The Cardiff Giant, it should be noted, was far more substantial than the story about offing the lights in a faraway place. At least you could examine it.


“If you’re talking about terrorism in the real world where you want to blow up a dam or do some destruction, you can potentially do that remotely through a cyber attack??? — another modern Cardiff Giant believer, from last week

4 Comments

  1. Jim said,

    March 5, 2012 at 2:50 pm

    Personnaly, I agree, and if the CEO of a power grid, installed software to run his system, and had the system controlled thru/by the internet. Aught to be thought of as a terrorist. By enabeling the “bad” guy to win, you become one. Or should be treated as one.
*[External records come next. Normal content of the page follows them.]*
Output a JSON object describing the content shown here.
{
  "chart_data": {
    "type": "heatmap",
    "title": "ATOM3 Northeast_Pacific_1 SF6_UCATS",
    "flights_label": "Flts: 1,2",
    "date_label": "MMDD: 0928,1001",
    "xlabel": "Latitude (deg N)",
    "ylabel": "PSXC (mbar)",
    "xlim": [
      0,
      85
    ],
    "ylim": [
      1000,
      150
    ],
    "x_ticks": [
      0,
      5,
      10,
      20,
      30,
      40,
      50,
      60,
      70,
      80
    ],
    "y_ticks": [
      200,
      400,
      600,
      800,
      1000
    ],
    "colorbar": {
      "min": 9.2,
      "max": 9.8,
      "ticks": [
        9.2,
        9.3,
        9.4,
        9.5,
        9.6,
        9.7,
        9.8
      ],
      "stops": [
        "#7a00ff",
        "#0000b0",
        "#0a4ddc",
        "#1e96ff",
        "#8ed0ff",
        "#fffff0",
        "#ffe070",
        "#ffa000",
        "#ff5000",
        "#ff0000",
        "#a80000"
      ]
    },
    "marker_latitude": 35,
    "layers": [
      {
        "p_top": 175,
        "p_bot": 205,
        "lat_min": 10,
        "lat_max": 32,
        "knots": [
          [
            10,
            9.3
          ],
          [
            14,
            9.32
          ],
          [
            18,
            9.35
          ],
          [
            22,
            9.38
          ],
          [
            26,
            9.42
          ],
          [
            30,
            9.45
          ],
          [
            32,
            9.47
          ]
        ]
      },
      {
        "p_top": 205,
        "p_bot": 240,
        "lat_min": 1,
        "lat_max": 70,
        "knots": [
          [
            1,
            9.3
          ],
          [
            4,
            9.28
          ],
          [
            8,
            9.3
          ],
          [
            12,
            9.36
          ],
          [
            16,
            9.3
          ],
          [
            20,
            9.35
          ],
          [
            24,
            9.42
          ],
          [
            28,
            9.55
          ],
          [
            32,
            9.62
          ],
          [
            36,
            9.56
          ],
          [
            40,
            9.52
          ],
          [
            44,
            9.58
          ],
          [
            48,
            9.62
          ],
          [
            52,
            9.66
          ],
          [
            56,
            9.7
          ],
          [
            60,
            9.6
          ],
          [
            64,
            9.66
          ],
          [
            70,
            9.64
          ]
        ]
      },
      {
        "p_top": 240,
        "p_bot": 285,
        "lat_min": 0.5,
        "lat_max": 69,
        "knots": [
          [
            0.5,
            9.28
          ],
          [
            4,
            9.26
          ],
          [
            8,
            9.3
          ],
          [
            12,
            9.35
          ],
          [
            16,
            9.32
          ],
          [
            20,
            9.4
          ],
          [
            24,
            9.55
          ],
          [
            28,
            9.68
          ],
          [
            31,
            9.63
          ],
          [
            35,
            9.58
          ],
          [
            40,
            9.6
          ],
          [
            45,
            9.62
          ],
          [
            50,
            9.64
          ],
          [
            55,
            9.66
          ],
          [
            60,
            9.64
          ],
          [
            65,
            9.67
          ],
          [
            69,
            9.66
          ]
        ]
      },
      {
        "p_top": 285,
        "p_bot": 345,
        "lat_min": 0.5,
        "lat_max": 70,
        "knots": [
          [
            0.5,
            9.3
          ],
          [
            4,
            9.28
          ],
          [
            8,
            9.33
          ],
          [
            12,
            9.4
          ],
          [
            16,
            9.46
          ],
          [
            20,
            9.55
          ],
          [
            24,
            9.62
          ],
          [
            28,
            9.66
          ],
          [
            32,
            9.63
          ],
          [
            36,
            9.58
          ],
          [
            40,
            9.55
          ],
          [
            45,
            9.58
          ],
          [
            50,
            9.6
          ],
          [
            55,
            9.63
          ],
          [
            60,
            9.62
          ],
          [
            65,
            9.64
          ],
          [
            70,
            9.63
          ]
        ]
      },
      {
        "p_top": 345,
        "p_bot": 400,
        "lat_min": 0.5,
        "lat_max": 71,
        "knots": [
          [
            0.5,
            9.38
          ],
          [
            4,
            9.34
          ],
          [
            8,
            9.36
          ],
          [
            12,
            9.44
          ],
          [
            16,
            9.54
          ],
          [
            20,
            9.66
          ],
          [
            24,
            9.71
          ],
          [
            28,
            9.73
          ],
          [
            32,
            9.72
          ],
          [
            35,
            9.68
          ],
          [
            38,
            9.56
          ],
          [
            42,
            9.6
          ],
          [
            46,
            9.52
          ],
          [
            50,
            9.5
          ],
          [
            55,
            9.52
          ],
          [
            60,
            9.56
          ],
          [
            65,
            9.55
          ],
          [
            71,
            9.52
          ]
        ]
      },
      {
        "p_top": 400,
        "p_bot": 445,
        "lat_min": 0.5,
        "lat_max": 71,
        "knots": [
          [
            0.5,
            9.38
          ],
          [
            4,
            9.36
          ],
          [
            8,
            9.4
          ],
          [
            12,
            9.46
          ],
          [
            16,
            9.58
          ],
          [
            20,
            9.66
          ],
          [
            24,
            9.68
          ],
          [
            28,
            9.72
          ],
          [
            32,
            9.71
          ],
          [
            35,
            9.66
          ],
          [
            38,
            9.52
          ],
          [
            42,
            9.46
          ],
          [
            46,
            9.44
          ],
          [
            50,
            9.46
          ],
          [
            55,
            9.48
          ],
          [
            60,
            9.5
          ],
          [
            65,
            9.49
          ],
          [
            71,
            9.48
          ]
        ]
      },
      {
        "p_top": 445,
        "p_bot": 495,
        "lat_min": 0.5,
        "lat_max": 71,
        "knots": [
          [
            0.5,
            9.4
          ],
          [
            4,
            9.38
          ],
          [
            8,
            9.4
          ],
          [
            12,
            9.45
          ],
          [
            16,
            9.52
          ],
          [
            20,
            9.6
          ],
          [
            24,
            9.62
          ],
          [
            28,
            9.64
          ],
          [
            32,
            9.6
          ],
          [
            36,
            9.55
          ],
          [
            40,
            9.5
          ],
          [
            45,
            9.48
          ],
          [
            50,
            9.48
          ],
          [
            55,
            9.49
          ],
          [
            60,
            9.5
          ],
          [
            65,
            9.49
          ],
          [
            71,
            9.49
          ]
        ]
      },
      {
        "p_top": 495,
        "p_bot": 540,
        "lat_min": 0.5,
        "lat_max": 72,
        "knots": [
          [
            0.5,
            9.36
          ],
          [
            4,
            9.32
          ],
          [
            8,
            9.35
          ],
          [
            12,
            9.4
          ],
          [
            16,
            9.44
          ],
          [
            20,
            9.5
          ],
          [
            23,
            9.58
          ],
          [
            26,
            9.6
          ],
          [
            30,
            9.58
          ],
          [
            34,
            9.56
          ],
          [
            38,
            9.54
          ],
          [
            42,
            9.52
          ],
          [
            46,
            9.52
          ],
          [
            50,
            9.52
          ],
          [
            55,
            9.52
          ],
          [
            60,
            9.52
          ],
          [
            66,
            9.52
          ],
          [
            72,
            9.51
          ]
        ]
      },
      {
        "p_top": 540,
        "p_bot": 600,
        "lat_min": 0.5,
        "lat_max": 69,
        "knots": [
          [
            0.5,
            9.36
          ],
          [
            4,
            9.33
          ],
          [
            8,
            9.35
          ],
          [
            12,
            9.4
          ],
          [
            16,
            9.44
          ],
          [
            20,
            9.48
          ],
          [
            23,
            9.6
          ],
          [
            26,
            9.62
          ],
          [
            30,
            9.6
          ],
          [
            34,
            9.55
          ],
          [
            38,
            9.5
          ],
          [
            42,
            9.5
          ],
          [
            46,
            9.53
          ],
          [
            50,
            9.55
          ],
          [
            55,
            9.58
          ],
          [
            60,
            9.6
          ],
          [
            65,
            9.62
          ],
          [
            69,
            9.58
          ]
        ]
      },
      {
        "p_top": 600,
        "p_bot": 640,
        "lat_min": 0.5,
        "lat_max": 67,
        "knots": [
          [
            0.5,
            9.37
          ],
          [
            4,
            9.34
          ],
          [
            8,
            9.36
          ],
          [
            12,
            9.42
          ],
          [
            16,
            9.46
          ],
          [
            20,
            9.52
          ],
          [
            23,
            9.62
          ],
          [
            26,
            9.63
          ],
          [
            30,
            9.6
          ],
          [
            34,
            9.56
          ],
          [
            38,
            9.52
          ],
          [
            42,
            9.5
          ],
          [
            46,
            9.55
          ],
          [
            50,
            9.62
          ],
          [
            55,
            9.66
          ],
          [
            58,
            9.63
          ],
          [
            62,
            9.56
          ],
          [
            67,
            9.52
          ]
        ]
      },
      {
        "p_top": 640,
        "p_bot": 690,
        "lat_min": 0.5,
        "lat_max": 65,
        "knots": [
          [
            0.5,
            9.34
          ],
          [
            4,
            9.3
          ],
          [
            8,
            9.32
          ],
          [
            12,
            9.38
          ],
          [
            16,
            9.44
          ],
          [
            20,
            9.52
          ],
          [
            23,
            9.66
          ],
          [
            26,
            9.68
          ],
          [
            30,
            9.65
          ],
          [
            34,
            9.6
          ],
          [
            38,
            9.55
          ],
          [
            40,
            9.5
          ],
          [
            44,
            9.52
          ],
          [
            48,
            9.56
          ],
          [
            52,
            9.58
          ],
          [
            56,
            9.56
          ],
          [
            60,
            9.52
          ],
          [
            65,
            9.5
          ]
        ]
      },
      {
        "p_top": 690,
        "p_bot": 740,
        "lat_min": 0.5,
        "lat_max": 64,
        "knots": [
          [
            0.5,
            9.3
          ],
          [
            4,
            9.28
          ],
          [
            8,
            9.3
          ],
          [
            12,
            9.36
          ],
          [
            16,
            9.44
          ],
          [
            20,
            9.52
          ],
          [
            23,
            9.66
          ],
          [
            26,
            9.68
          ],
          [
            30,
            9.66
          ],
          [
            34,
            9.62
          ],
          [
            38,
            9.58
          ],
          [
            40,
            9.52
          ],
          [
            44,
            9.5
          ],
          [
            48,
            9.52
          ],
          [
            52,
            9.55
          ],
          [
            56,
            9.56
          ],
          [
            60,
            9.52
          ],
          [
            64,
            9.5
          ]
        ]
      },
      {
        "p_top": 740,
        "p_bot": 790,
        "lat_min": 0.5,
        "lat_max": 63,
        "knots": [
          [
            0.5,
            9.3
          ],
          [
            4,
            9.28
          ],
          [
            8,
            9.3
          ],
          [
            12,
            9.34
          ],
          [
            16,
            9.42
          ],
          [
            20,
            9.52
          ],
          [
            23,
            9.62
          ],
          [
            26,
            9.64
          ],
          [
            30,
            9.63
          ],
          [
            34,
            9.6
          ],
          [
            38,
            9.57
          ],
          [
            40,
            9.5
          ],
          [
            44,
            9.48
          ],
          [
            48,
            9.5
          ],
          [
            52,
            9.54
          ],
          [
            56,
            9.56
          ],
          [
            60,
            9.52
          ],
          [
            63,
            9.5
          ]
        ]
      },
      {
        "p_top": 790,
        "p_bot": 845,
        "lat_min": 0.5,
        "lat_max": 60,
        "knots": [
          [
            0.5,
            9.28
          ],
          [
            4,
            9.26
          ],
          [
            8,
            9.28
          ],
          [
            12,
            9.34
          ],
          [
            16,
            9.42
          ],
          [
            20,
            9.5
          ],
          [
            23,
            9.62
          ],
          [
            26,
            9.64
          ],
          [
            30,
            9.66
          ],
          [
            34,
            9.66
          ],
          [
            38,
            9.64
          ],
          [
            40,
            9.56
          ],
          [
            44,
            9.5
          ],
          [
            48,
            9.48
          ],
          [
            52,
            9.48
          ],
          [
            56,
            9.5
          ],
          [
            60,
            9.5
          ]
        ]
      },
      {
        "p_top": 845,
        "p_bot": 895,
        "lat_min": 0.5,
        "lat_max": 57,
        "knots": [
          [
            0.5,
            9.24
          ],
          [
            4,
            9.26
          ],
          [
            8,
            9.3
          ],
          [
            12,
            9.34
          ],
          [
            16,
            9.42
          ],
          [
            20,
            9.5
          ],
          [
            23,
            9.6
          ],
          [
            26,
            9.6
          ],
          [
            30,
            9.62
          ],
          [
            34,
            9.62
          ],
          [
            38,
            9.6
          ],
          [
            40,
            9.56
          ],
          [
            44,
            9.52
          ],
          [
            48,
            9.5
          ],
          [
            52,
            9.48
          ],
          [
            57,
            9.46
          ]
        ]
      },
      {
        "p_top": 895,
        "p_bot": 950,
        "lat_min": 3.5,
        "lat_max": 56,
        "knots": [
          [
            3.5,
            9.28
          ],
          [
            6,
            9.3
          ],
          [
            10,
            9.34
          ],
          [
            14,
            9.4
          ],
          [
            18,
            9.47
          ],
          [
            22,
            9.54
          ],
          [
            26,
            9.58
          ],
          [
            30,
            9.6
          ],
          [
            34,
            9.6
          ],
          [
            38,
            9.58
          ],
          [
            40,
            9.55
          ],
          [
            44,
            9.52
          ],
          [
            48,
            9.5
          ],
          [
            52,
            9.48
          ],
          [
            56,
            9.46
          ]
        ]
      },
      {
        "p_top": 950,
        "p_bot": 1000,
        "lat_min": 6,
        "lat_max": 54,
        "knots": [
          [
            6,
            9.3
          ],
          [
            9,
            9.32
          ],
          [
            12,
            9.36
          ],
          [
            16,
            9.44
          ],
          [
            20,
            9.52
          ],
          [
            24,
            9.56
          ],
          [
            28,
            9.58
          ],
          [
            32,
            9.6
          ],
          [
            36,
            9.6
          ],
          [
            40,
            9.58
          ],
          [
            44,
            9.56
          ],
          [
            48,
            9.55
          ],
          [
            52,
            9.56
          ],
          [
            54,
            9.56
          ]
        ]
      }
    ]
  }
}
  2. Christoph Hechl said,

    March 6, 2012 at 3:21 am

    Some weeks ago i asked if you knew a site or blog that focusses on the “translation” of politician and executive language to their actual meaning (esp. for politicians and their way of saying nothing with lots of words, while refusing to make a firm statement, the phrase “weasel speak” has established).
    In Germany we have a number of those with the most famous one being neusprech.org (german for newspeak, i guess you know what that refers to). Since reading there regularly i have made it a habit to translate certain words or phrases immediately upon hearing/reading.
    For example “the markets” = the governments 100 richest friends, this helps understand certain announcements that would otherwise be entirely meaningless.
    A myth in the way you use it in this article is a deliberate lie and nothing else. The defense industry is very clearly the war industry, because an imagined threat isn’t a real one and therefore there is nothing to defend.
    Now anonymous is not a person, it is not even a group. It certainly isn’t an organization, rather the opposite. It is an idea that some people believe in and that others fear.
    The fear comes from the feeling, that the followers of this idea are everywhere, can not be bought or forced and worst of all seem to be quite good at what they are doing.
    Unfortunately i assume that this will be fought in the time honoured way of taking away civil rights and liberties, increasing surveillance and generally making Orwells nightmare look pleasant in comparison.
    The lies that need to be told to make this happen come easily from the lips of those in power and fear as long as there are not enough people who really do call for hard evidence and name a liar as such when they see/hear one.
    In the eighties there used to be the proverb: “We cannot force them to tell the truth, but we can force them to tell ever more blatant lies!”
    Unfortunately too many people don’t recognize a lie when they see/hear/read one.

  3. Chuck said,

    March 6, 2012 at 11:08 pm

    Christoph, I’m sure you know by now that the witch-hunt for members of Anonymous has resulted in the arrest of at least four:

    http://cryptome.org/2012/03/fbi020612.htm

    The government simply can’t stand to have its secrets aired. Just wait until legislation is passed requiring a background check and a license to operate a computer…

  4. Christoph Hechl said,

    March 7, 2012 at 2:56 am

    Not so much the computer, but rather the internet.
    Just compare it to radio transmission which is tightly controlled and regulated all over the globe, for reasons that i hardly understand.
    Btw: Do you notice how the media talk about “decapition” and “leaders”? Another blatant lie.
    The core essence of Anonymous, and the reason for the Guy Fawkes mask as a symbol is this quote:
    “Behind this mask there is more than just flesh. Beneath this mask there is an idea… and ideas are bulletproof.”